In contrast, as healthcare costs take up more and more of state and local budgets at the expense of education and other services, spending on healthcare for retired state employees and their beneficiaries grew 61 percent in the past six years and will continue to rise.
Estimates put state and local governments' liability for retiree health benefits is $1.1 trillion, or about one-third of total annual revenue, with 97 percent of it unfunded.

"Governments can either increase revenue or reduce benefits," Frakt wrote." But the Affordable Care Act offers a potentially attractive option.

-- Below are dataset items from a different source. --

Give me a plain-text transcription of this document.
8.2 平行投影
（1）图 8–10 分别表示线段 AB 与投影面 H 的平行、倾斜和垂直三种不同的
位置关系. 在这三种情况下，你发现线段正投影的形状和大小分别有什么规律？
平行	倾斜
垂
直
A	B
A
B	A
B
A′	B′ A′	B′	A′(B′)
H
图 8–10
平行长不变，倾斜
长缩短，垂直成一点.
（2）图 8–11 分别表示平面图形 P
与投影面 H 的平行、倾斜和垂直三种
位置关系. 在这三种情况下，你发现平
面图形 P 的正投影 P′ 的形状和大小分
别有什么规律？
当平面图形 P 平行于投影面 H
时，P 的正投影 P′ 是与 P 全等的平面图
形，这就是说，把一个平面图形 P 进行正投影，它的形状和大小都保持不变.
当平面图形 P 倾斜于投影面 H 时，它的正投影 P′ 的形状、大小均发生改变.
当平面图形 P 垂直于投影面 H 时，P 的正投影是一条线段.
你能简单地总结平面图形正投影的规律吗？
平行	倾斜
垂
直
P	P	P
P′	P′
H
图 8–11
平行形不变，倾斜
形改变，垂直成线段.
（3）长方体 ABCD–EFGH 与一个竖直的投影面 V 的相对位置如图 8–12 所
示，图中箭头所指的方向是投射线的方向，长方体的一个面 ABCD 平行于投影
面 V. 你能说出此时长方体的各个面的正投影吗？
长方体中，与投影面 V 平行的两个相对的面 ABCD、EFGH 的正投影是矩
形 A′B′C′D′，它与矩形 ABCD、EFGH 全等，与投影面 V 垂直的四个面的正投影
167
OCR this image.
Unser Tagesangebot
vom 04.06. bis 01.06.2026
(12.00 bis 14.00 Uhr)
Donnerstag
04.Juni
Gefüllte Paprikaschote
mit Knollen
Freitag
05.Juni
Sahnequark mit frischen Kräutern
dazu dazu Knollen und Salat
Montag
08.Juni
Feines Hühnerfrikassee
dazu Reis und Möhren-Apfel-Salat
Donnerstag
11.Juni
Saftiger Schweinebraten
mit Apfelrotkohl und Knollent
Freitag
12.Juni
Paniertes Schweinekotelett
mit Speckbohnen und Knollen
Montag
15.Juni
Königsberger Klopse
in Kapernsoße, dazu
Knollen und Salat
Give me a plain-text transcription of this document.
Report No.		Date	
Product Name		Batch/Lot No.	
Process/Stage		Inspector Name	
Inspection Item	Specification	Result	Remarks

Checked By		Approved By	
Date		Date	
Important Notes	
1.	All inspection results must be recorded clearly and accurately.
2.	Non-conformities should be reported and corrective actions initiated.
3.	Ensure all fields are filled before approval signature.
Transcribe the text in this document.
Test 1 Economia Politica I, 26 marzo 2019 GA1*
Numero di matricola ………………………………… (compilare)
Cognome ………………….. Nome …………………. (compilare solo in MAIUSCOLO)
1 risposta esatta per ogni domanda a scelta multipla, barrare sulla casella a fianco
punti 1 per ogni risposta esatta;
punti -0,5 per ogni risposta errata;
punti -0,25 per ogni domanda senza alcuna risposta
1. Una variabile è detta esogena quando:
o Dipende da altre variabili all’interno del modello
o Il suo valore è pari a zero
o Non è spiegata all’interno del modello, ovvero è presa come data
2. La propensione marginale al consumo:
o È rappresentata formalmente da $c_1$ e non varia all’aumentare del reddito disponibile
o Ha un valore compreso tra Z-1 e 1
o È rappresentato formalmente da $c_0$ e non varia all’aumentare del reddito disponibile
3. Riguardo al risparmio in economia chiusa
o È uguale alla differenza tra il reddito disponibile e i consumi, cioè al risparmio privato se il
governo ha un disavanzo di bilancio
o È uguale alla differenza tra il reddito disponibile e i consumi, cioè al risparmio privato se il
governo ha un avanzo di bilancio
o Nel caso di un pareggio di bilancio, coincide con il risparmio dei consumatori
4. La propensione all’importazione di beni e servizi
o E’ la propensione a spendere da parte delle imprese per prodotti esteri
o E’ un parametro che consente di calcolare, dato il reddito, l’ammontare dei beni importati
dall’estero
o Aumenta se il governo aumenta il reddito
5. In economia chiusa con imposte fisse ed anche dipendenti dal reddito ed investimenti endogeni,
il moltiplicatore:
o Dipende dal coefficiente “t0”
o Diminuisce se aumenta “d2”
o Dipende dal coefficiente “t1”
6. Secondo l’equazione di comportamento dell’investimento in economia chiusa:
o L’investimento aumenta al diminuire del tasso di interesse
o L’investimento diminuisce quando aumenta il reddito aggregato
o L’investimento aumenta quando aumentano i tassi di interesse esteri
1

Instead of receiving retiree health insurance from their former state or local government employer, retirees who are not yet eligible for Medicare could buy coverage on an exchange, which would be subsidized with federal dollars for those with incomes below a certain threshold."

This strategy would remove the cost of coverage away from state and local governments. However, retirees would have to pay higher premiums, and governments might have to compensate them in some form.

"Whatever states do, they won't find a lot of help by skimping on Medicaid, wrote Frakt. "It's already cheap, and it's not the biggest source of growth in health care spending."